As time has passed, so have the Tweed technique and the Tweed triangle. While some still use them, they have largely been replaced by preadjusted brackets and straightwire mechanics, and by diagnostic criteria that relate the lower or upper incisors to other landmarks. The Begg technique has all but disappeared.

Compared to modern orthodontics, 1967 orthodontic treatment was primitive. Still, teeth were straightened as straight then as they can be in 2002. It was more difficult for the patient and the doctor, but the basic mechanics were much the same. We still use brackets attached to the teeth and wires attached to the brackets. We still use elastics and headgear. We still use expansion screws, lingual arches, and Hawley retainers. Cephalometers were in common use in 1967 and are a standard diagnostic tool today, with all their imperfections. In fact, diagnosis has not advanced markedly in the past 35 years.

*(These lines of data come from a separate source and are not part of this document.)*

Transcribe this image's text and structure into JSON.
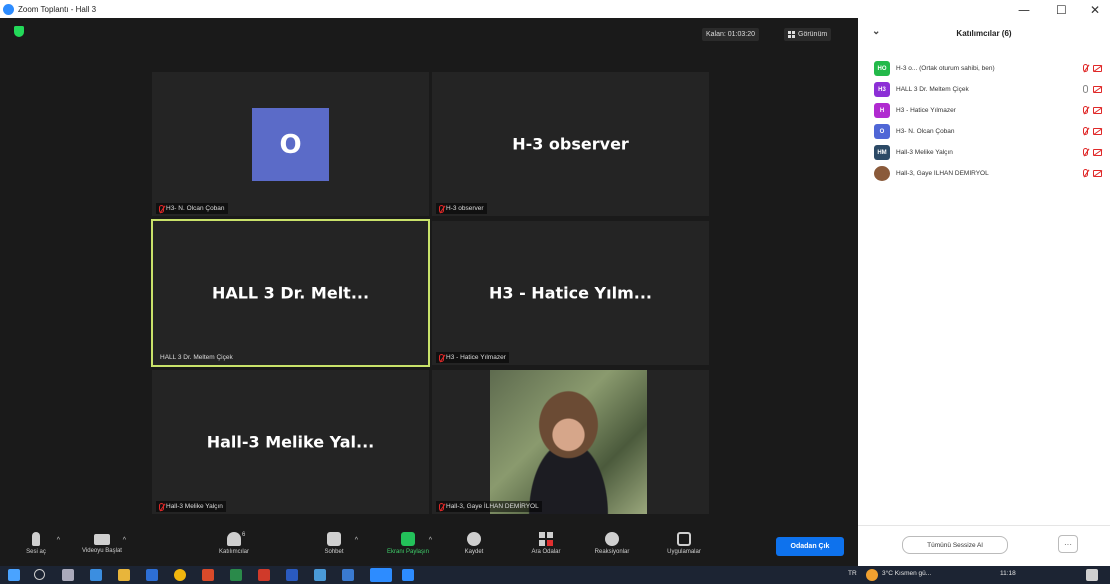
{
  "window": {
    "title": "Zoom Toplantı - Hall 3"
  },
  "window_controls": {
    "minimize": "—",
    "maximize": "☐",
    "close": "✕"
  },
  "topbar": {
    "remaining_label": "Kalan: 01:03:20",
    "view_label": "Görünüm"
  },
  "tiles": [
    {
      "big": "",
      "avatar_letter": "O",
      "tag": "H3- N. Olcan Çoban"
    },
    {
      "big": "H-3 observer",
      "tag": "H-3 observer"
    },
    {
      "big": "HALL 3 Dr. Melt...",
      "tag": "HALL 3 Dr. Meltem Çiçek"
    },
    {
      "big": "H3 - Hatice Yılm...",
      "tag": "H3 - Hatice Yılmazer"
    },
    {
      "big": "Hall-3 Melike Yal...",
      "tag": "Hall-3 Melike Yalçın"
    },
    {
      "big": "",
      "tag": "Hall-3, Gaye İLHAN DEMİRYOL"
    }
  ],
  "toolbar": {
    "mute": "Sesi aç",
    "video": "Videoyu Başlat",
    "participants": "Katılımcılar",
    "participants_count": "6",
    "chat": "Sohbet",
    "share": "Ekranı Paylaşın",
    "record": "Kaydet",
    "rooms": "Ara Odalar",
    "reactions": "Reaksiyonlar",
    "apps": "Uygulamalar",
    "end": "Odadan Çık"
  },
  "panel": {
    "title": "Katılımcılar (6)",
    "participants": [
      {
        "initials": "HO",
        "color": "#23b94a",
        "name": "H-3 o... (Ortak oturum sahibi, ben)",
        "mic": "off",
        "cam": "off"
      },
      {
        "initials": "H3",
        "color": "#8c2fd6",
        "name": "HALL 3 Dr. Meltem Çiçek",
        "mic": "on",
        "cam": "off"
      },
      {
        "initials": "H",
        "color": "#b02ad0",
        "name": "H3 - Hatice Yılmazer",
        "mic": "off",
        "cam": "off"
      },
      {
        "initials": "O",
        "color": "#4f66d6",
        "name": "H3- N. Olcan Çoban",
        "mic": "off",
        "cam": "off"
      },
      {
        "initials": "HM",
        "color": "#2c4a66",
        "name": "Hall-3 Melike Yalçın",
        "mic": "off",
        "cam": "off"
      },
      {
        "initials": "",
        "color": "#8a5a3a",
        "name": "Hall-3, Gaye İLHAN DEMİRYOL",
        "mic": "off",
        "cam": "off"
      }
    ],
    "mute_all": "Tümünü Sessize Al",
    "more": "···"
  },
  "taskbar": {
    "lang": "TR",
    "weather": "3°C Kısmen gü...",
    "time": "11:18"
  }
}
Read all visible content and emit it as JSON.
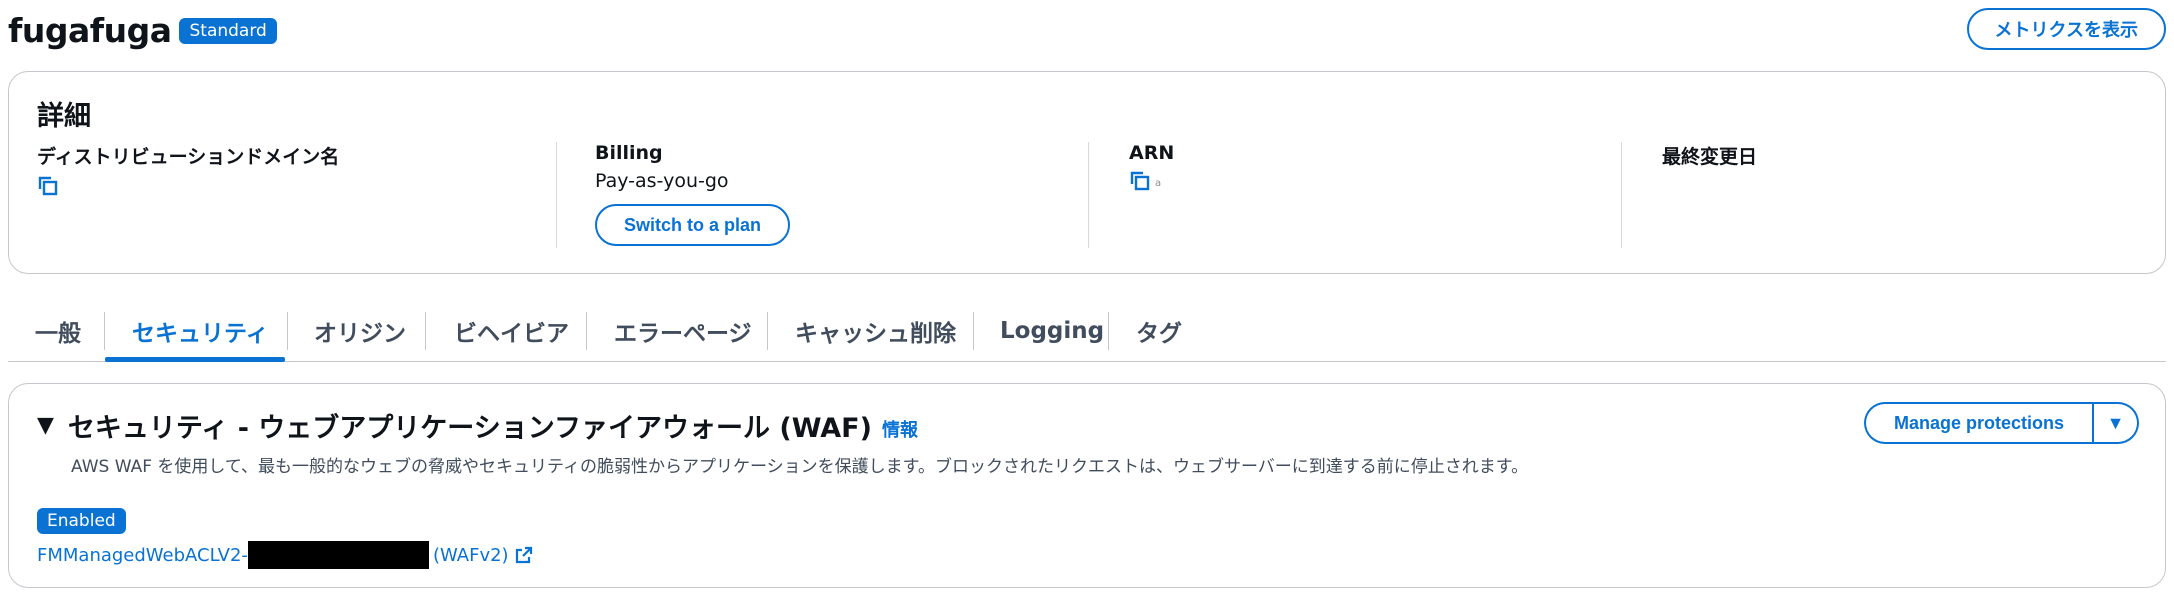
{
  "header": {
    "title": "fugafuga",
    "badge": "Standard",
    "metrics_button": "メトリクスを表示"
  },
  "details": {
    "title": "詳細",
    "domain": {
      "label": "ディストリビューションドメイン名"
    },
    "billing": {
      "label": "Billing",
      "value": "Pay-as-you-go",
      "plan_button": "Switch to a plan"
    },
    "arn": {
      "label": "ARN",
      "value_truncated": "a"
    },
    "modified": {
      "label": "最終変更日"
    }
  },
  "tabs": [
    {
      "label": "一般"
    },
    {
      "label": "セキュリティ"
    },
    {
      "label": "オリジン"
    },
    {
      "label": "ビヘイビア"
    },
    {
      "label": "エラーページ"
    },
    {
      "label": "キャッシュ削除"
    },
    {
      "label": "Logging"
    },
    {
      "label": "タグ"
    }
  ],
  "waf": {
    "title": "セキュリティ - ウェブアプリケーションファイアウォール (WAF)",
    "info_link": "情報",
    "description": "AWS WAF を使用して、最も一般的なウェブの脅威やセキュリティの脆弱性からアプリケーションを保護します。ブロックされたリクエストは、ウェブサーバーに到達する前に停止されます。",
    "manage_button": "Manage protections",
    "status_badge": "Enabled",
    "acl_prefix": "FMManagedWebACLV2-",
    "acl_suffix": "(WAFv2)"
  },
  "colors": {
    "accent": "#0972d3",
    "text": "#0f141a",
    "secondary_text": "#414d5c",
    "border": "#c6c6cd"
  },
  "icons": [
    "copy-icon",
    "caret-down-icon",
    "external-link-icon"
  ]
}
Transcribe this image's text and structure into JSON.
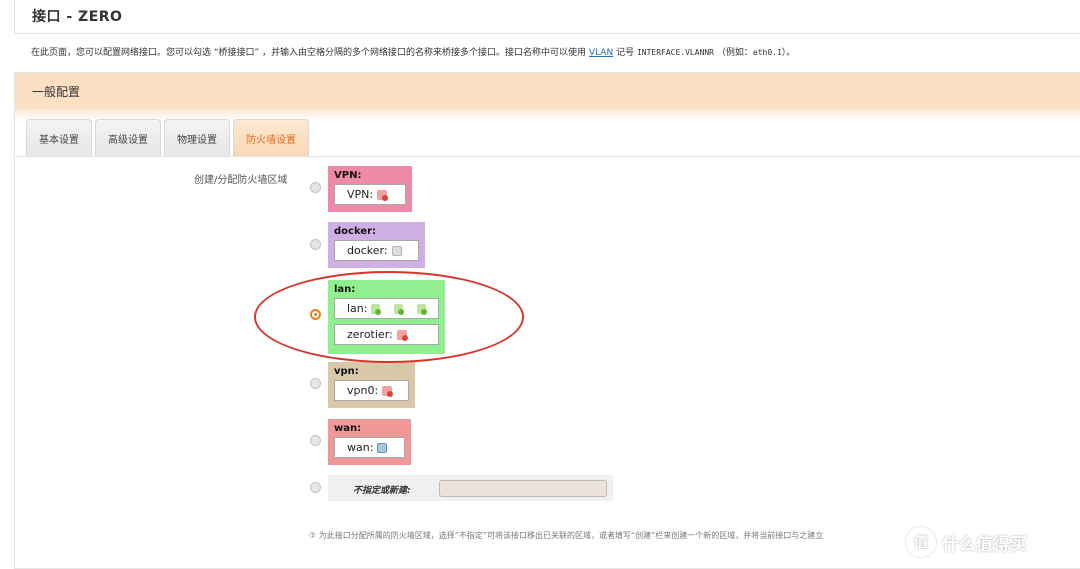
{
  "page": {
    "title": "接口 - ZERO",
    "description_before": "在此页面，您可以配置网络接口。您可以勾选 “桥接接口” ，并输入由空格分隔的多个网络接口的名称来桥接多个接口。接口名称中可以使用 ",
    "description_link": "VLAN",
    "description_mid": " 记号 ",
    "description_code": "INTERFACE.VLANNR",
    "description_after": " （例如：",
    "description_code2": "eth0.1",
    "description_end": "）。"
  },
  "section": {
    "title": "一般配置"
  },
  "tabs": [
    {
      "label": "基本设置",
      "active": false
    },
    {
      "label": "高级设置",
      "active": false
    },
    {
      "label": "物理设置",
      "active": false
    },
    {
      "label": "防火墙设置",
      "active": true
    }
  ],
  "firewall": {
    "field_label": "创建/分配防火墙区域",
    "zones": [
      {
        "name": "VPN:",
        "color": "#ee8aa6",
        "selected": false,
        "interfaces": [
          {
            "label": "VPN:",
            "icons": [
              "red"
            ]
          }
        ]
      },
      {
        "name": "docker:",
        "color": "#cfb0e4",
        "selected": false,
        "interfaces": [
          {
            "label": "docker:",
            "icons": [
              "grey"
            ]
          }
        ]
      },
      {
        "name": "lan:",
        "color": "#90f090",
        "selected": true,
        "interfaces": [
          {
            "label": "lan:",
            "icons": [
              "green",
              "green",
              "green"
            ]
          },
          {
            "label": "zerotier:",
            "icons": [
              "red"
            ]
          }
        ]
      },
      {
        "name": "vpn:",
        "color": "#d8c8a8",
        "selected": false,
        "interfaces": [
          {
            "label": "vpn0:",
            "icons": [
              "red"
            ]
          }
        ]
      },
      {
        "name": "wan:",
        "color": "#f09898",
        "selected": false,
        "interfaces": [
          {
            "label": "wan:",
            "icons": [
              "blue"
            ]
          }
        ]
      }
    ],
    "new_zone_label": "不指定或新建:",
    "new_zone_value": "",
    "help_text": "为此接口分配所属的防火墙区域，选择“不指定”可将该接口移出已关联的区域，或者填写“创建”栏来创建一个新的区域，并将当前接口与之建立"
  },
  "watermark": {
    "symbol": "值",
    "text": "什么值得买"
  }
}
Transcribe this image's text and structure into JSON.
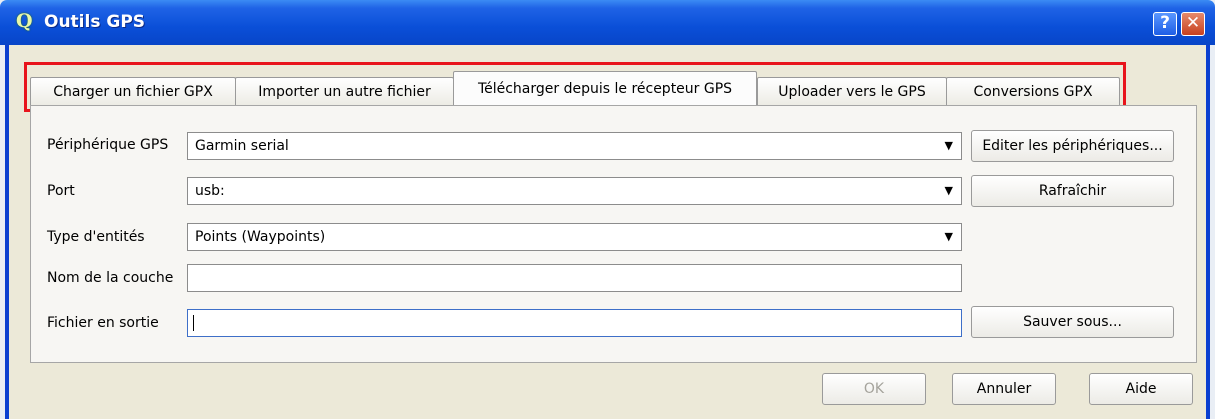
{
  "window": {
    "title": "Outils GPS",
    "app_icon": "Q"
  },
  "titlebar_buttons": {
    "help": "?",
    "close": "✕"
  },
  "tabs": [
    {
      "label": "Charger un fichier GPX"
    },
    {
      "label": "Importer un autre fichier"
    },
    {
      "label": "Télécharger depuis le récepteur GPS"
    },
    {
      "label": "Uploader vers le GPS"
    },
    {
      "label": "Conversions GPX"
    }
  ],
  "form": {
    "device": {
      "label": "Périphérique GPS",
      "value": "Garmin serial",
      "edit_button": "Editer les périphériques..."
    },
    "port": {
      "label": "Port",
      "value": "usb:",
      "refresh_button": "Rafraîchir"
    },
    "feature_type": {
      "label": "Type d'entités",
      "value": "Points (Waypoints)"
    },
    "layer_name": {
      "label": "Nom de la couche",
      "value": ""
    },
    "output_file": {
      "label": "Fichier en sortie",
      "value": "",
      "save_button": "Sauver sous..."
    }
  },
  "footer": {
    "ok": "OK",
    "cancel": "Annuler",
    "help": "Aide"
  }
}
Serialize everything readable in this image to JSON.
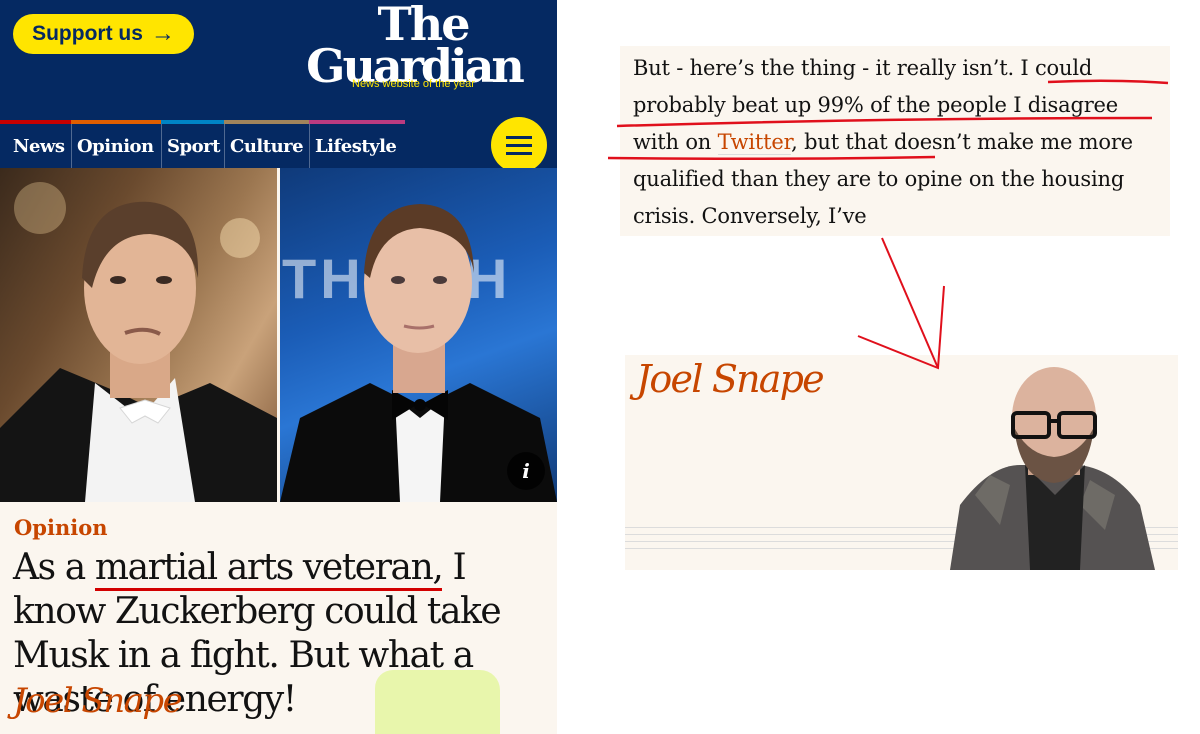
{
  "masthead": {
    "support_label": "Support us",
    "support_icon": "arrow-right-icon",
    "logo_line1": "The",
    "logo_line2": "Guardian",
    "tagline": "News website of the year",
    "brand_color": "#052962",
    "accent_color": "#ffe500"
  },
  "nav": {
    "items": [
      {
        "label": "News",
        "pillar_color": "#c70000"
      },
      {
        "label": "Opinion",
        "pillar_color": "#e05e00"
      },
      {
        "label": "Sport",
        "pillar_color": "#0084c6"
      },
      {
        "label": "Culture",
        "pillar_color": "#a1845c"
      },
      {
        "label": "Lifestyle",
        "pillar_color": "#bb3b80"
      }
    ],
    "menu_icon": "hamburger-menu-icon"
  },
  "hero": {
    "background_text": "THE   SH",
    "caption_button_label": "i"
  },
  "article": {
    "kicker": "Opinion",
    "headline_part1": "As a ",
    "headline_underlined": "martial arts veteran,",
    "headline_part2": " I know Zuckerberg could take Musk in a fight. But what a waste of energy!",
    "byline": "Joel Snape",
    "opinion_color": "#c74600"
  },
  "excerpt": {
    "text_before": "But - here’s the thing - it really isn’t. I could probably beat up 99% of the people I disagree with on ",
    "link_text": "Twitter",
    "text_after": ", but that doesn’t make me more qualified than they are to opine on the housing crisis. Conversely, I’ve"
  },
  "author_card": {
    "name": "Joel Snape"
  },
  "annotation_color": "#e0101c"
}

Many of the changes that have occurred have made treatment easier for the doctor and the patient. Bonding didn't change bracket and wire technology, but it did wonders for the ease of strapup, and bonded retainers have reliably replaced removable retainers, especially in the lower arch. Metallurgical advances produced nickel titanium wires with attributes that greatly improved tooth movement and control. Non-compliance appliances removed or greatly reduced dependence on patient cooperation.

Bonded retainers may have had the effect of masking instability, but they leave us with two dilemmas that have yet to be played out. One is the question of the duration of an orthodontist's responsibility for maintaining an orthodontic result. Orthodontists have yet to accept the concept of a growing load of patients on a paid, life-time retainer-maintenance program. The alternative--eventual removal of fixed retainers, ending the retention responsibility--leaves the orthodontist with a not-entirely-satisfying conclusion to an otherwise agreeable relationship, and perhaps even a deep-seated feeling of guilt, justified or not. Just like 1967.

The other major dilemma that is, in part, the result of fixed, bonded retainers is the sizable reduction in the amount of tooth extraction and the accompanying increase in expansion. Are we retaining the expanded arches in positions that would not be stable if the teeth were released or, more important, when the teeth are released? Are we doomed to relive Tweed's recall of expanded patients who eventually relapse?

Shortly after 1967, the specialty became concerned about an increasing number of U.S. orthodontists and a decreasing number of potential child patients. Today, the concern, if there is one, has been reversed. Demographics indicate an undiminished supply of patients for the foreseeable future, but zero growth or even a decline in the number of practicing orthodontists. For the moment and, again for the foreseeable future, the "manpower" problem appears to have been avoided by greatly increased productivity. ("Manpower" itself has become an obsolete term, as the number of female orthodontists continues to grow at a rapid rate.)

In 1967, Tweed believed that an orthodontist could and should treat a case load of no more than 100 patients. Because of the increasing number of hands that delegation allows and the lengthening of the interval between visits that various advances in bracket, wire, and force technology allow, the average practice today carries a case load of approximately 600 patients. In fact, the most fundamental change in orthodontic practice in the past 35 years may have been in delegation. Virtually unlimited delegation of operatory tasks to auxiliary personnel has changed the face of orthodontics substantially, and it is changing the role of the orthodontist from the wire-bender of 1967 to the manager of 2002. The implication of the huge increase in case loads is that the orthodontist may well outgrow even a managerial role and become CEO of an enterprise that will look more like a business than a profession.